On 1 June 2016 the GMC published ‘Guidance for all Doctors Who Offer Cosmetic Interventions’ which set out the standards expected from doctors who provide cosmetic interventions.

One of the key messages in the guidance is that a doctor must consider their patients’ psychological needs and whether referral to another experienced professional colleague, such as a psychologist, is appropriate. Specifically, the guidance advises doctors that:

‘When you discuss interventions and options with a patient, you must consider their vulnerabilities and psychological needs. You must satisfy yourself that the patient’s request for the cosmetic intervention is voluntary.’

Is it fair to ask surgeons to do this? Does it fall within their professional expertise to determine where to draw a line between say an insecure patient looking for results that would increase confidence and on the other hand, a patient who may also be suffering from a psychiatric disorder, such as depression?

The Royal College of Surgeons has also issued guidelines in April 2016 echoing the GMC guidance. It requires that if a doctor is concerned about a patient’s psychological profile, he should avoid or defer the operation pending a psychological assessment and refer that patient to a mental health expert. They should do this when they consider that the psychological state of the patient may affect the patient’s satisfaction with the outcome of surgery. The guidelines offer three examples of when referral should be considered:

  1. When surgeons consider that the expectations of the outcome of surgery are unrealistic, and this discrepancy is not resolved as part of the consultation.
  2. When the patient has a history of repeated cosmetic procedures, particularly where those are in one anatomical area and there is evidence of dissatisfaction.
  3. When the patient’s mental health history reveals co-existing psychological disturbances.

Considering these in more detail:

Managing expectations and a history of repeated cosmetic procedures

It is crucial that doctors, as part of the consenting procedure, work hard to manage their patient’s expectations. They should make efforts to understand why the patient wants that surgery and what outcome they are hoping for. If the intervention in question is unlikely to deliver that result it must not be provided.

In the matter of Karen Turner -v- Mr Nigel Carver [2016], the claimant had undergone several breast augmentation surgeries in the past and wanted to increase her breast size further. Post-operatively she brought a complaint that, amongst other things, the implants used were too large and produced an unnatural result.

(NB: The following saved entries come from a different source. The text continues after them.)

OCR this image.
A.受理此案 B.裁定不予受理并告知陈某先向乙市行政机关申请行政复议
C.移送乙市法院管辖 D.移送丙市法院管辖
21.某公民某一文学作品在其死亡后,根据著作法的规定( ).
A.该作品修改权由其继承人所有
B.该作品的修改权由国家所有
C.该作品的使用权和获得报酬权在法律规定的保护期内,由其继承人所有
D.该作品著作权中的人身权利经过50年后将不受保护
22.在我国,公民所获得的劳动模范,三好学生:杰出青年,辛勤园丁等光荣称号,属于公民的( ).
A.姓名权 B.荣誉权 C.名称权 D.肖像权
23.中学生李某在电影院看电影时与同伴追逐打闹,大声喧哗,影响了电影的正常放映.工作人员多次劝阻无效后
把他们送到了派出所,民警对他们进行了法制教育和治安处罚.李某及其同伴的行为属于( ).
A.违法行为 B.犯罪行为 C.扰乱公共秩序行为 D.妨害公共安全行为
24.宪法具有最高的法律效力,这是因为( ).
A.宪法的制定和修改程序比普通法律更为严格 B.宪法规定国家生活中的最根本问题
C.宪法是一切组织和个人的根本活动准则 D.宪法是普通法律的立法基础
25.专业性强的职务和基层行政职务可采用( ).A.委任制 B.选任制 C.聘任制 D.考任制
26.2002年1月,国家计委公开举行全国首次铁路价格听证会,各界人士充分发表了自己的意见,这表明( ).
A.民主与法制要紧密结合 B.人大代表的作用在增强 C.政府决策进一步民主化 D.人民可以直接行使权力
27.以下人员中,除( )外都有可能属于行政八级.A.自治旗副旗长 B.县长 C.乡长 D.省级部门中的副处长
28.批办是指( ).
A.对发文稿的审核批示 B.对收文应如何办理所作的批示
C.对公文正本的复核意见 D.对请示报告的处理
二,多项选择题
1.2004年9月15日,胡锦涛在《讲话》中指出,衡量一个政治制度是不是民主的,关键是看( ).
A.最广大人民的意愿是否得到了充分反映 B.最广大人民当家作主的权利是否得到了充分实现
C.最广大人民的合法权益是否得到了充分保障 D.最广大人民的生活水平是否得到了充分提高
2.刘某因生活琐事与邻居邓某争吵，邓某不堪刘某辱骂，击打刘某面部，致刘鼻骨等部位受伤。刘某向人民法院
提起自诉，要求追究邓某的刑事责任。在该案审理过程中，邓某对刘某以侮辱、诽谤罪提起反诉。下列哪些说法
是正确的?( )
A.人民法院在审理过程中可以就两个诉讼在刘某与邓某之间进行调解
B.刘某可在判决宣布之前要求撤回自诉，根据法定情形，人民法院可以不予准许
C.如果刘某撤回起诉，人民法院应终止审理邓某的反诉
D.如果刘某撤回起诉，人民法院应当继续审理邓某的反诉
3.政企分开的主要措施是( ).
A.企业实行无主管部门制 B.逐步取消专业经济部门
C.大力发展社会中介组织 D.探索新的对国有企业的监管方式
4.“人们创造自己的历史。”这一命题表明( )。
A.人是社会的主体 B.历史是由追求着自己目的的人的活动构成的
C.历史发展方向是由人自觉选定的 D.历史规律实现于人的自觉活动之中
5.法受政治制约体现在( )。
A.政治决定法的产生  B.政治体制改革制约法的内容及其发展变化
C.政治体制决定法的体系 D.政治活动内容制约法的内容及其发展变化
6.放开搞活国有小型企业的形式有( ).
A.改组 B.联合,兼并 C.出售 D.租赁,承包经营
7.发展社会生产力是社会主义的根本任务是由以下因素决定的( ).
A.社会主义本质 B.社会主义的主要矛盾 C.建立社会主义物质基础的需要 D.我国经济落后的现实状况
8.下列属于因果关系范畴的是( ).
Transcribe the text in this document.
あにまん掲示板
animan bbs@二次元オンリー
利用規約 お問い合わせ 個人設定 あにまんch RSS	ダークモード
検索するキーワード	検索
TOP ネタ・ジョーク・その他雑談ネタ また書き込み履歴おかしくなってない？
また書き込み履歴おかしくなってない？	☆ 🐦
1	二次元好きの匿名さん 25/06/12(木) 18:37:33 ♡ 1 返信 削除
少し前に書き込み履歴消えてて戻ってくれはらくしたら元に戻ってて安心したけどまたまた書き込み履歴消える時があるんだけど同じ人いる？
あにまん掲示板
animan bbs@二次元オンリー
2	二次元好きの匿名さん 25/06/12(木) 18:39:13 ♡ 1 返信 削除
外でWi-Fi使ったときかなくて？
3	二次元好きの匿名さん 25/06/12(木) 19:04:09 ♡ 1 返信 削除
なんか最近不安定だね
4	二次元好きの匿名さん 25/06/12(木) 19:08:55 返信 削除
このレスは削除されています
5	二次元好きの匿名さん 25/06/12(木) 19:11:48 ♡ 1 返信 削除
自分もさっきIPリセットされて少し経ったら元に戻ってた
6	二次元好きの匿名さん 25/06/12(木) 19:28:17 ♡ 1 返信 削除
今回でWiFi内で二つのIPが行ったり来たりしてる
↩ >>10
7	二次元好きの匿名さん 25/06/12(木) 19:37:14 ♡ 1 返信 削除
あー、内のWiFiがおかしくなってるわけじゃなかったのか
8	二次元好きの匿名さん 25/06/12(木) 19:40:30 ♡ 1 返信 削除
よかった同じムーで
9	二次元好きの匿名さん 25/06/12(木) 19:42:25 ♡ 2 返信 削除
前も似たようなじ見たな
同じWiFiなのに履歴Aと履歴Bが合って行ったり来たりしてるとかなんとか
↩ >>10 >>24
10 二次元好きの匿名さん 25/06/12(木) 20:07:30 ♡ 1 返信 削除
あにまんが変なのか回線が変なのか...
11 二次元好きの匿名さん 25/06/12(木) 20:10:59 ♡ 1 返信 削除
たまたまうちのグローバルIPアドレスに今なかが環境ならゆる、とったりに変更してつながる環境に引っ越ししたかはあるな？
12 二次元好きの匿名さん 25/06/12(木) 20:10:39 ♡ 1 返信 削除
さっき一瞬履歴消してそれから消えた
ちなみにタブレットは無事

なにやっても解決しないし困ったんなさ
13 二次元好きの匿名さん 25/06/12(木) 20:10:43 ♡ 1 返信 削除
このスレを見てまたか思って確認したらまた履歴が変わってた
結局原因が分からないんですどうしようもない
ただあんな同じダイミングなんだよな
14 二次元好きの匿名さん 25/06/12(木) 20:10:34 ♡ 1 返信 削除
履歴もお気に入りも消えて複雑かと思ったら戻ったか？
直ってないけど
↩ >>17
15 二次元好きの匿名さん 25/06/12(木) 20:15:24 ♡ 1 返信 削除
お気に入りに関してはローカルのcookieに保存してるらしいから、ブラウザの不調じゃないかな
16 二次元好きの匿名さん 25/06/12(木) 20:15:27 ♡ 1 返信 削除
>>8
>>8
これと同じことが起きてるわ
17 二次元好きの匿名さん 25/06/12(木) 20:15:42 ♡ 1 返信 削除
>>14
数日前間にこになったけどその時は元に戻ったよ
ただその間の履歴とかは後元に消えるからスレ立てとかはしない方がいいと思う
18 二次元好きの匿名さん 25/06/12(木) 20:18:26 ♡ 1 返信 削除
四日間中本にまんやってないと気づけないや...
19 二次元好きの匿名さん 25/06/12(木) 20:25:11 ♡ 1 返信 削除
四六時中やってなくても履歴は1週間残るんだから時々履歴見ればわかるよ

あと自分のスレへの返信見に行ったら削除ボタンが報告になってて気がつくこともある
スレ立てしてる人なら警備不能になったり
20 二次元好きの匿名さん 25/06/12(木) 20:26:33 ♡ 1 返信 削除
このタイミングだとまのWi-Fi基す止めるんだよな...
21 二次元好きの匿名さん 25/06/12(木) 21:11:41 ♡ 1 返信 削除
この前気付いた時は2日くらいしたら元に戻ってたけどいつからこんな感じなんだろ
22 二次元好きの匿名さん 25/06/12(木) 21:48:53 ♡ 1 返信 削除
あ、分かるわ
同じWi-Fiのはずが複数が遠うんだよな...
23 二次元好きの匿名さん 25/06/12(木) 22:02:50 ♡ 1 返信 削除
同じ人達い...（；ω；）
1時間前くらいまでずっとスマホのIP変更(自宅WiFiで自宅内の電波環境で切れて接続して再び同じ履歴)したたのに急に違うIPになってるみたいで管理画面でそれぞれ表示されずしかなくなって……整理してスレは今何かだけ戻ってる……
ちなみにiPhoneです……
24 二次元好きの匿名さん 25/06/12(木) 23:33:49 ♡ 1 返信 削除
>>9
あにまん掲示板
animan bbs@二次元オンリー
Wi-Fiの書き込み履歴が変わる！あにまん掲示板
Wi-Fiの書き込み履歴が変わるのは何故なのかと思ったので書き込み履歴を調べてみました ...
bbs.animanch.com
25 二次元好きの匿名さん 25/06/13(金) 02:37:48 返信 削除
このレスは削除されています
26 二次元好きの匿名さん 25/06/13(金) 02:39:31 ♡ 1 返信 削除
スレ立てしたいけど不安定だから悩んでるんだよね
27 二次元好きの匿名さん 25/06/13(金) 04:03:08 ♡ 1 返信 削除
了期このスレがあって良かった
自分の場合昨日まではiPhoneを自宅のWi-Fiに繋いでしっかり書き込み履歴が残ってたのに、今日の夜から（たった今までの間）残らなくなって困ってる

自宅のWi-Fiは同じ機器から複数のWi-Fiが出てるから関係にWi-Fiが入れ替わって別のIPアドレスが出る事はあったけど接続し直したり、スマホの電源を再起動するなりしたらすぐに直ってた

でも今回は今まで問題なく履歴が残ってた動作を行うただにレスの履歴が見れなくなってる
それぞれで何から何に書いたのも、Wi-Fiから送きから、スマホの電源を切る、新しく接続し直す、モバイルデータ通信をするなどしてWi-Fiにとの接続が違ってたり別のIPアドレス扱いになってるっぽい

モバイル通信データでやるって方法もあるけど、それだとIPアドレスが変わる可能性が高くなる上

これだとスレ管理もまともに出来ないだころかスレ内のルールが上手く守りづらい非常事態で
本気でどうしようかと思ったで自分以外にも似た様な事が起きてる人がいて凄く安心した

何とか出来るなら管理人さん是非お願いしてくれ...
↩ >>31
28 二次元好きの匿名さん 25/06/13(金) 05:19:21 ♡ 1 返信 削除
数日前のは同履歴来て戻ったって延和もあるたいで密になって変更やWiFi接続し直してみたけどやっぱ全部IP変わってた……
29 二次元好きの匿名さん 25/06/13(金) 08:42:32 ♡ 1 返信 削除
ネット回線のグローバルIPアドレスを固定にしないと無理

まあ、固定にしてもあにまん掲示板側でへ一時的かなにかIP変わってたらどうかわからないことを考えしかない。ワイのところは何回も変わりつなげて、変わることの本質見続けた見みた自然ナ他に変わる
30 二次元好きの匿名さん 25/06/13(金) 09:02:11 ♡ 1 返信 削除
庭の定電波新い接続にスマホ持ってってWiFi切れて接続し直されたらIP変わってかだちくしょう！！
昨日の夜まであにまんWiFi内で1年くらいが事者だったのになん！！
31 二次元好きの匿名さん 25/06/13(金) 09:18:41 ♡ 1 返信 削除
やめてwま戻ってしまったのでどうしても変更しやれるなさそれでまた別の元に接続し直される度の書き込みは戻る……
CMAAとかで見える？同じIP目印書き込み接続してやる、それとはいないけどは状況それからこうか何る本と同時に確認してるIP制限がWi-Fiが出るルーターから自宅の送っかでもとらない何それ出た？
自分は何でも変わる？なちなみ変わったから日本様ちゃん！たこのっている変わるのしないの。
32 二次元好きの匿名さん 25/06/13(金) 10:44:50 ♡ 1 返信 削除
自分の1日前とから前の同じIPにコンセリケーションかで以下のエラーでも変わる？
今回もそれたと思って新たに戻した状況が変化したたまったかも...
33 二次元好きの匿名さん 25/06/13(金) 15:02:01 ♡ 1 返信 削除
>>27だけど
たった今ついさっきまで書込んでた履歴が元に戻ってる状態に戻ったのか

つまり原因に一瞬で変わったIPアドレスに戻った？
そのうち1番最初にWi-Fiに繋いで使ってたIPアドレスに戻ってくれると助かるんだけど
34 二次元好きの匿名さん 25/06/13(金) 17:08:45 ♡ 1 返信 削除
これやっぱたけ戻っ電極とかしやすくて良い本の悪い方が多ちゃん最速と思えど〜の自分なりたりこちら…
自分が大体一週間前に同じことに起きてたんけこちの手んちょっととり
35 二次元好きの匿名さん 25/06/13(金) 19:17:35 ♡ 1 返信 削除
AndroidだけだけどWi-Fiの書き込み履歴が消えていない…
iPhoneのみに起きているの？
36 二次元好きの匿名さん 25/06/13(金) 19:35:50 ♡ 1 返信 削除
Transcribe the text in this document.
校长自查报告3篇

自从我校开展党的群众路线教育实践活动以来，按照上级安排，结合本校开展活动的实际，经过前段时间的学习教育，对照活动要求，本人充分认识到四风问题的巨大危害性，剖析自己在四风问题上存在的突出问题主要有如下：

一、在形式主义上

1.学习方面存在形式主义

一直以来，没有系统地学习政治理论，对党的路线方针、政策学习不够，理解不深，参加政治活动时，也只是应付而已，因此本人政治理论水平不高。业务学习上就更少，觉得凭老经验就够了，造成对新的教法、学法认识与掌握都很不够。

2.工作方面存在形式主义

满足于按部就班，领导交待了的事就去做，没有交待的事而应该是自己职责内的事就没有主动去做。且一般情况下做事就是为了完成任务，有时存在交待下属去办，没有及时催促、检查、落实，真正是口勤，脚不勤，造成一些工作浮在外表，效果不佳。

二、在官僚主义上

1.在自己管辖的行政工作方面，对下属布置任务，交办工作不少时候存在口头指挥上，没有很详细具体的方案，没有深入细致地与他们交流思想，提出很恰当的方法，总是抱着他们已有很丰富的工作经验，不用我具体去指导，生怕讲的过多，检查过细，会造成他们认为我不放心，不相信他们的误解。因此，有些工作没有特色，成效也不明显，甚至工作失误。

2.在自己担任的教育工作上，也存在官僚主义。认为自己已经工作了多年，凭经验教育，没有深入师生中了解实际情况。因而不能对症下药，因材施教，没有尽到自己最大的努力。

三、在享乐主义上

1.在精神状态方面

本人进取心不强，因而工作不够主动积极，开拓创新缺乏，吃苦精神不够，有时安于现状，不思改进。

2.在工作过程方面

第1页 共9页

The court considered whether the defendant should have refused to insert the large implants requested. It was held that negligence would occur only if the outcome went ‘outside the very wide range of natural human variation’: if it fell within that broad definition and if the doctor had managed the patient’s expectation, it would not. The defendant won and it was held that if the claimant was now unhappy with her outcome, it was not due to any negligence on the part of her surgeon but rather, it was simply ‘a case of buyer’s remorse’.

Patient’s history reveals co-existing psychological disturbances

If a patient has not consented to the sharing of their GP records or does not volunteer information relating to their psychological history during consultation, the treating doctor will not know. It will then fall to the doctor to assess whether a patient who is perhaps low in mood/confidence and is affected by the way they look, may also be suffering from e.g. a psychiatric disorder. Is it within a cosmetic surgeon’s competence to make this assessment?

The following tips are offered to doctors or to legal advisors when considering whether a referral should have occurred:

  1. If concerned about their patient’s psychological profile raise this with the patient as early as possible.
  2. The treating doctor should speak to the patient’s GP, with consent, to get a clearer picture of the medical history.
  3. Document their concerns and the patient’s response carefully in the records.
  4. If the patient is not satisfied with this, they should advise that they cannot proceed until they are satisfied that the patient’s mental health is not affecting his/her decision.